John Speakman, NCI CBIIT CPO kicked-off the workspace call with a caBIG Program Update. Mike Smoot, UCSD, is lead developer for Cytoscape. He provided an overview of the Cytoscape software platform for visualizing molecular interactions and pathways and integrating these with annotations and data. His talk also focused on the active Cytoscape community.
Mark Bray from the Broad Institute gave a presentation on CellProfiler. It is a tool which integrates various algorithms. It is capable of extracting measurements for every individual cell in an image-based screen, ranging from standard assays (e.g., cell count, size, per-cell protein levels) as well as more complex morphological assays (e.g., cell/organelle shape or subcellular patterns of DNA or protein staining).
The ICR workspace heard reports on the recent BioIT and AACR meetings from Mark Adams (BAH) and Jens Poschet (Sapient) respectively.
The ICR participants presented on their assigned projects.
Alex Kanous from the DSIC Knowledge Center provided a presentation on the electronic Data Use Agreement tool. The tool may be used for generating DUAs for outgoing data based on a catalog of standardized, modular contract clauses, each of which corresponds to one of the E-DSSF’s sensitivity ratings.

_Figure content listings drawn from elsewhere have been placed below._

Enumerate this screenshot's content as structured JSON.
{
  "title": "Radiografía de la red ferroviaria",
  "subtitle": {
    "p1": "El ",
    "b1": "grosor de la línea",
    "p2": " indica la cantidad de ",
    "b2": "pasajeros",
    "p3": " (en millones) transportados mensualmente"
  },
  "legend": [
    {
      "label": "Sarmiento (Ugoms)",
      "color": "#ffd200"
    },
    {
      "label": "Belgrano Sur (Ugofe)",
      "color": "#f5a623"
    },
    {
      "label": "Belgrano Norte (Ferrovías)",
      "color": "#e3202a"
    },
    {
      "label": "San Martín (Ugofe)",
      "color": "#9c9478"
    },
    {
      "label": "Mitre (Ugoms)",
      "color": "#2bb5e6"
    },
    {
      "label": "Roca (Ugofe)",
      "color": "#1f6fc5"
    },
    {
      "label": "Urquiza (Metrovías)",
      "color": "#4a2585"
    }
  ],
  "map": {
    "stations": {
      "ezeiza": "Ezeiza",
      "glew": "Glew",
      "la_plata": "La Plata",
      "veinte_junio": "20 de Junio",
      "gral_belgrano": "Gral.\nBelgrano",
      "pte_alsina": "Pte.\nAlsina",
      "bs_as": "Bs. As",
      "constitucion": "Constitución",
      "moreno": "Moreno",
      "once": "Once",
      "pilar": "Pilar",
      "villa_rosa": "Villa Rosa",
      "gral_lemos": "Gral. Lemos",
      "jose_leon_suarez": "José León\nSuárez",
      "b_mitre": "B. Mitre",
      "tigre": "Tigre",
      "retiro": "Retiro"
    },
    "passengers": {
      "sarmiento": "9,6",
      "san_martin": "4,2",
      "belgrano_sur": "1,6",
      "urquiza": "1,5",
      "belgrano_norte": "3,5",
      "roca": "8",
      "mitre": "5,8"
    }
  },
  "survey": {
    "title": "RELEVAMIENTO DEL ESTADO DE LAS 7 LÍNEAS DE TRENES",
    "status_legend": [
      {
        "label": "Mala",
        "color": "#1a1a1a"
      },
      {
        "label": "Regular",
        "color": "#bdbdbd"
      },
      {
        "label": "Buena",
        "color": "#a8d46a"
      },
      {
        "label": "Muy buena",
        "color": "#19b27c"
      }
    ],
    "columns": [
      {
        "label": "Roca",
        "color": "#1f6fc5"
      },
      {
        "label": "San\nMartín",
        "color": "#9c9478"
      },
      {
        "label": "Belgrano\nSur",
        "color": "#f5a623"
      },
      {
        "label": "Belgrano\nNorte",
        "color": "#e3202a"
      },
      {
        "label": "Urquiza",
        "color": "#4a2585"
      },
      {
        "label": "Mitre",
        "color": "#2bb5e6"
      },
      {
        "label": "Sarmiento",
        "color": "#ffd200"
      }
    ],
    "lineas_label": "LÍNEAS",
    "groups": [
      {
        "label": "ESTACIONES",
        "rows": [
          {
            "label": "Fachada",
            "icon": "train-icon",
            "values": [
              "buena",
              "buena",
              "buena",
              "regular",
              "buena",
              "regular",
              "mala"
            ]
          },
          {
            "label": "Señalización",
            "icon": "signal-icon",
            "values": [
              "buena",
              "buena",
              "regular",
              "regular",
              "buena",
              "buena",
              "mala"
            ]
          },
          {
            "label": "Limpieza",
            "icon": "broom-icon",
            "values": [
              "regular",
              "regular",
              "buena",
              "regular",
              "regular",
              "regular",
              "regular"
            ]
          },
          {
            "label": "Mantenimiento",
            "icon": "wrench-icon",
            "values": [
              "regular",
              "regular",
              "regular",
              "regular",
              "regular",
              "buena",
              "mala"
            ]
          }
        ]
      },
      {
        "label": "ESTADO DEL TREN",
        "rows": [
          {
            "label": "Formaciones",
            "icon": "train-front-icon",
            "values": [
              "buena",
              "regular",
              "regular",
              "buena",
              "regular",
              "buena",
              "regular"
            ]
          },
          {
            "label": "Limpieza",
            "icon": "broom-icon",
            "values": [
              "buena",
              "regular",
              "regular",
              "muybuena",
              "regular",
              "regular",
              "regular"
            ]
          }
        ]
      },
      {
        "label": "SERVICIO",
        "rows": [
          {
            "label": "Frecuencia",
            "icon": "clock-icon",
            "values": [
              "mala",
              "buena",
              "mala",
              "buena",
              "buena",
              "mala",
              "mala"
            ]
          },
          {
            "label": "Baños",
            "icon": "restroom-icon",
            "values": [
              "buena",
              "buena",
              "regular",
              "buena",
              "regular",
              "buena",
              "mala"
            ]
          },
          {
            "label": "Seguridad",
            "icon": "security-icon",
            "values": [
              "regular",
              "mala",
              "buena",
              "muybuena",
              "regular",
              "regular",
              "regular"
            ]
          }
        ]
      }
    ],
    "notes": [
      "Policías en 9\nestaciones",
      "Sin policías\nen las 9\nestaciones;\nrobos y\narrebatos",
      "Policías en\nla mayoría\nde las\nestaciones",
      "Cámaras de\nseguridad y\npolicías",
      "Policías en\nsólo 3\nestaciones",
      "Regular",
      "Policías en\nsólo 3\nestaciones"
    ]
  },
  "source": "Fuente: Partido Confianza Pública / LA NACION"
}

Anton Nekrutenko and Daniel Blankenberg and of The Pennsylvania State University gave a presentation on Galaxy, an open-source next generation sequence (NGS) analysis software system. It addresses the need to empower the scientists without access to extensive infrastructure to do the analysis. Galaxy is a free web service, and has a plethora of analysis tools and has workflow generation capabilities
caArray Users Meeting featured upcoming plugin architecture for support the addition of new parsers and data storage mechanisms.
Jenny Kelley, NCI Population Sciences, updated the community on caLIMS v2 new features. She also provided a thorough demonstration of the tool.
The ICR Workspace is hearing reports on activities for the last period.